The CNV quality control report is a useful tool to evaluate the performance of a CNV analysis and tο check the correlation between the control samples chosen for each test sample in a given cohort.

It can be accessed from the CNV main analysis as shown above, and provides the following information:

    • SampleId: VarSome Clinical unique ID assigned to the sample
    • User sample name: the name given by the user for each test sample. 
    • Median fragment count: It is the median fragment count in each genomic interval of the assay .bed file. These are data generated by exomedepth and used to ensure that a sufficient number of reads is present in each sample. Samples should have a similar range of values (same order of magnitude).
    • Number of reference samples: number of reference samples used as controls for this test sample.
    • Correlation: correlation coefficient between the test and its reference set of samples.
    • Gender (predicted): gender prediction automatically performed by the pipeline.
    • Sex (user defined): sex of the samples in the cohort

We highly recommend users check the CNV QC report first. This report provides useful information on how the reference set of samples was generated for each of the samples of the cohort. It also checks that the median coverage of each sample was sufficient.

Each input sample is compared against an optimized set of reference samples chosen from among the other samples of the cohort. The set of reference samples is automatically generated by the algorithm for each sample of the cohort (test sample). 

Please bear in mind that the reference set of samples might not include all the other samples of the cohort. The reference set is chosen based on how well the coverage correlates with that of the test sample. The algorithm will choose the largest set of samples from the reference with the greatest correlation coefficient.  

A sample will not be included in the reference set if it results in a decrease of the correlation coefficient.
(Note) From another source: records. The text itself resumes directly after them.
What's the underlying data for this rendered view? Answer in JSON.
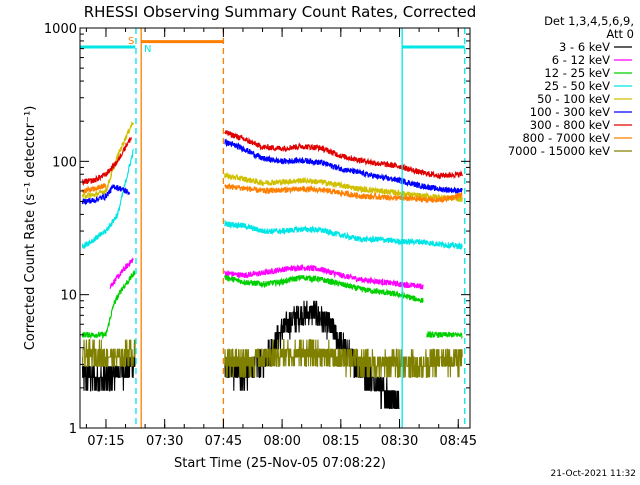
{
  "chart_data": {
    "type": "line",
    "title": "RHESSI Observing Summary Count Rates, Corrected",
    "xlabel": "Start Time (25-Nov-05 07:08:22)",
    "ylabel": "Corrected Count Rate (s⁻¹ detector⁻¹)",
    "y_scale": "log",
    "ylim": [
      1,
      1000
    ],
    "y_ticks": [
      {
        "value": 1,
        "label": "1"
      },
      {
        "value": 10,
        "label": "10"
      },
      {
        "value": 100,
        "label": "100"
      },
      {
        "value": 1000,
        "label": "1000"
      }
    ],
    "xlim": [
      "07:08:22",
      "08:48:00"
    ],
    "x_ticks": [
      "07:15",
      "07:30",
      "07:45",
      "08:00",
      "08:15",
      "08:30",
      "08:45"
    ],
    "legend_header": [
      "Det 1,3,4,5,6,9,",
      "Att 0"
    ],
    "legend_position": "right",
    "timestamp": "21-Oct-2021 11:32",
    "flags": {
      "saa_label": "S",
      "night_label": "N"
    },
    "bands": [
      {
        "value": 720,
        "color": "#00e5e5",
        "segments": [
          [
            "07:08:22",
            "07:22:30"
          ],
          [
            "08:30:40",
            "08:46:40"
          ]
        ]
      },
      {
        "value": 790,
        "color": "#ff7f00",
        "segments": [
          [
            "07:24:00",
            "07:45:00"
          ]
        ]
      }
    ],
    "vertical_markers": [
      {
        "time": "07:22:40",
        "color": "#00e5e5",
        "style": "dashed"
      },
      {
        "time": "07:24:00",
        "color": "#ff7f00",
        "style": "solid"
      },
      {
        "time": "07:45:00",
        "color": "#ff7f00",
        "style": "dashed"
      },
      {
        "time": "08:30:40",
        "color": "#00e5e5",
        "style": "solid"
      },
      {
        "time": "08:46:40",
        "color": "#00e5e5",
        "style": "dashed"
      }
    ],
    "series": [
      {
        "name": "3 - 6 keV",
        "color": "#000000",
        "segments": [
          [
            [
              "07:09:00",
              2.5
            ],
            [
              "07:13:00",
              2.3
            ],
            [
              "07:16:00",
              2.4
            ],
            [
              "07:20:00",
              2.8
            ],
            [
              "07:22:30",
              3.2
            ]
          ],
          [
            [
              "07:45:20",
              2.8
            ],
            [
              "07:50:00",
              2.5
            ],
            [
              "07:55:00",
              3.2
            ],
            [
              "08:00:00",
              5.5
            ],
            [
              "08:04:00",
              7.0
            ],
            [
              "08:08:00",
              7.5
            ],
            [
              "08:12:00",
              6.0
            ],
            [
              "08:16:00",
              4.0
            ],
            [
              "08:20:00",
              2.8
            ],
            [
              "08:25:00",
              2.0
            ],
            [
              "08:30:00",
              1.45
            ]
          ]
        ]
      },
      {
        "name": "6 - 12 keV",
        "color": "#ff00ff",
        "segments": [
          [
            [
              "07:16:00",
              11.5
            ],
            [
              "07:18:00",
              13.5
            ],
            [
              "07:20:00",
              16.0
            ],
            [
              "07:22:00",
              18.5
            ]
          ],
          [
            [
              "07:45:20",
              14.5
            ],
            [
              "07:50:00",
              14.0
            ],
            [
              "07:55:00",
              14.5
            ],
            [
              "08:00:00",
              15.5
            ],
            [
              "08:05:00",
              16.0
            ],
            [
              "08:10:00",
              15.5
            ],
            [
              "08:15:00",
              14.0
            ],
            [
              "08:20:00",
              13.0
            ],
            [
              "08:25:00",
              12.5
            ],
            [
              "08:30:00",
              12.0
            ],
            [
              "08:36:00",
              11.5
            ]
          ]
        ]
      },
      {
        "name": "12 - 25 keV",
        "color": "#00d000",
        "segments": [
          [
            [
              "07:09:00",
              5.0
            ],
            [
              "07:12:00",
              5.0
            ],
            [
              "07:15:00",
              5.0
            ],
            [
              "07:17:00",
              8.5
            ],
            [
              "07:19:00",
              11.0
            ],
            [
              "07:21:00",
              13.0
            ],
            [
              "07:22:30",
              15.0
            ]
          ],
          [
            [
              "07:45:20",
              13.5
            ],
            [
              "07:50:00",
              12.5
            ],
            [
              "07:55:00",
              12.0
            ],
            [
              "08:00:00",
              12.5
            ],
            [
              "08:05:00",
              13.5
            ],
            [
              "08:10:00",
              13.0
            ],
            [
              "08:15:00",
              12.0
            ],
            [
              "08:20:00",
              11.0
            ],
            [
              "08:25:00",
              10.5
            ],
            [
              "08:30:00",
              10.0
            ],
            [
              "08:36:00",
              9.0
            ]
          ],
          [
            [
              "08:37:00",
              5.0
            ],
            [
              "08:41:00",
              5.0
            ],
            [
              "08:46:00",
              5.0
            ]
          ]
        ]
      },
      {
        "name": "25 - 50 keV",
        "color": "#00e5e5",
        "segments": [
          [
            [
              "07:09:00",
              23.0
            ],
            [
              "07:12:00",
              26.0
            ],
            [
              "07:15:00",
              30.0
            ],
            [
              "07:18:00",
              40.0
            ],
            [
              "07:20:00",
              70.0
            ],
            [
              "07:22:00",
              120.0
            ]
          ],
          [
            [
              "07:45:20",
              34.0
            ],
            [
              "07:50:00",
              33.0
            ],
            [
              "07:55:00",
              30.0
            ],
            [
              "08:00:00",
              30.0
            ],
            [
              "08:05:00",
              31.0
            ],
            [
              "08:10:00",
              30.5
            ],
            [
              "08:15:00",
              28.0
            ],
            [
              "08:20:00",
              26.0
            ],
            [
              "08:25:00",
              26.0
            ],
            [
              "08:30:00",
              25.0
            ],
            [
              "08:35:00",
              25.0
            ],
            [
              "08:40:00",
              24.0
            ],
            [
              "08:46:00",
              23.0
            ]
          ]
        ]
      },
      {
        "name": "50 - 100 keV",
        "color": "#d0c000",
        "segments": [
          [
            [
              "07:09:00",
              55.0
            ],
            [
              "07:12:00",
              56.0
            ],
            [
              "07:15:00",
              60.0
            ],
            [
              "07:18:00",
              110.0
            ],
            [
              "07:20:00",
              150.0
            ],
            [
              "07:22:00",
              200.0
            ]
          ],
          [
            [
              "07:45:20",
              78.0
            ],
            [
              "07:50:00",
              74.0
            ],
            [
              "07:55:00",
              69.0
            ],
            [
              "08:00:00",
              70.0
            ],
            [
              "08:05:00",
              72.0
            ],
            [
              "08:10:00",
              70.0
            ],
            [
              "08:15:00",
              66.0
            ],
            [
              "08:20:00",
              62.0
            ],
            [
              "08:25:00",
              60.0
            ],
            [
              "08:30:00",
              58.0
            ],
            [
              "08:35:00",
              55.0
            ],
            [
              "08:40:00",
              54.0
            ],
            [
              "08:46:00",
              52.0
            ]
          ]
        ]
      },
      {
        "name": "100 - 300 keV",
        "color": "#0000ff",
        "segments": [
          [
            [
              "07:09:00",
              50.0
            ],
            [
              "07:12:00",
              51.0
            ],
            [
              "07:15:00",
              55.0
            ],
            [
              "07:17:00",
              65.0
            ],
            [
              "07:19:00",
              62.0
            ],
            [
              "07:21:00",
              58.0
            ]
          ],
          [
            [
              "07:45:20",
              140.0
            ],
            [
              "07:50:00",
              125.0
            ],
            [
              "07:55:00",
              105.0
            ],
            [
              "08:00:00",
              100.0
            ],
            [
              "08:05:00",
              102.0
            ],
            [
              "08:10:00",
              98.0
            ],
            [
              "08:15:00",
              88.0
            ],
            [
              "08:20:00",
              82.0
            ],
            [
              "08:25:00",
              76.0
            ],
            [
              "08:30:00",
              72.0
            ],
            [
              "08:35:00",
              66.0
            ],
            [
              "08:40:00",
              62.0
            ],
            [
              "08:46:00",
              60.0
            ]
          ]
        ]
      },
      {
        "name": "300 - 800 keV",
        "color": "#e00000",
        "segments": [
          [
            [
              "07:09:00",
              70.0
            ],
            [
              "07:12:00",
              72.0
            ],
            [
              "07:15:00",
              80.0
            ],
            [
              "07:18:00",
              100.0
            ],
            [
              "07:20:00",
              130.0
            ],
            [
              "07:21:30",
              150.0
            ]
          ],
          [
            [
              "07:45:20",
              165.0
            ],
            [
              "07:50:00",
              148.0
            ],
            [
              "07:55:00",
              128.0
            ],
            [
              "08:00:00",
              125.0
            ],
            [
              "08:05:00",
              130.0
            ],
            [
              "08:10:00",
              126.0
            ],
            [
              "08:15:00",
              110.0
            ],
            [
              "08:20:00",
              102.0
            ],
            [
              "08:25:00",
              96.0
            ],
            [
              "08:30:00",
              92.0
            ],
            [
              "08:35:00",
              83.0
            ],
            [
              "08:40:00",
              78.0
            ],
            [
              "08:46:00",
              80.0
            ]
          ]
        ]
      },
      {
        "name": "800 - 7000 keV",
        "color": "#ff7f00",
        "segments": [
          [
            [
              "07:09:00",
              60.0
            ],
            [
              "07:12:00",
              62.0
            ],
            [
              "07:15:00",
              66.0
            ]
          ],
          [
            [
              "07:45:20",
              65.0
            ],
            [
              "07:50:00",
              63.0
            ],
            [
              "07:55:00",
              60.0
            ],
            [
              "08:00:00",
              61.0
            ],
            [
              "08:05:00",
              62.0
            ],
            [
              "08:10:00",
              61.0
            ],
            [
              "08:15:00",
              58.0
            ],
            [
              "08:20:00",
              55.0
            ],
            [
              "08:25:00",
              54.0
            ],
            [
              "08:30:00",
              53.0
            ],
            [
              "08:35:00",
              52.0
            ],
            [
              "08:40:00",
              51.0
            ],
            [
              "08:46:00",
              56.0
            ]
          ]
        ]
      },
      {
        "name": "7000 - 15000 keV",
        "color": "#808000",
        "segments": [
          [
            [
              "07:09:00",
              3.5
            ],
            [
              "07:12:00",
              3.6
            ],
            [
              "07:15:00",
              3.5
            ],
            [
              "07:18:00",
              3.4
            ],
            [
              "07:20:00",
              3.6
            ],
            [
              "07:22:30",
              3.7
            ]
          ],
          [
            [
              "07:45:20",
              3.3
            ],
            [
              "07:50:00",
              3.2
            ],
            [
              "07:55:00",
              3.4
            ],
            [
              "08:00:00",
              3.6
            ],
            [
              "08:05:00",
              3.7
            ],
            [
              "08:10:00",
              3.6
            ],
            [
              "08:15:00",
              3.4
            ],
            [
              "08:20:00",
              3.2
            ],
            [
              "08:25:00",
              3.0
            ],
            [
              "08:30:00",
              3.2
            ],
            [
              "08:35:00",
              3.0
            ],
            [
              "08:40:00",
              3.2
            ],
            [
              "08:46:00",
              3.3
            ]
          ]
        ]
      }
    ]
  }
}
In the CNV QC report, the user can check how many samples were used to construct the reference set for each test sample and their correlation coefficient. A high number of samples (at least 2) used for the reference set and a high correlation coefficient (> 0.97 for gene panels and > 0.98 for exomes) would be indicative of a good performance and a higher reliability of the CNVs found in that test sample. If the coefficient of correlation is too low for a test sample, the algorithm won’t be able to generate meaningful results, and no CNVs will be called in that test sample.

Calling CNVs on the sex chromosomes can create issues if the test sample and the reference samples it is being compared to are not gender matched. To make reliable calls on the X and Y chromosomes, you need to make sure that all samples are of the same sex.

The information from the three different metrics that can be found on the column call quality control can be used in combination with the CNV QC report. 

For example, when the second call quality metric (number of reference samples) fails for all variants of the variant table:

we should go to the QC report and check the size of the reference set. In this example, the reference set used to call CNVs on "Public CNV sample 6" has only one sample and it is therefore below the threshold (2 samples), and this is why the second call quality metric fails for all variants. In this case, we suggest repeating the CNV analyzes with other samples that could be better correlated with the test sample.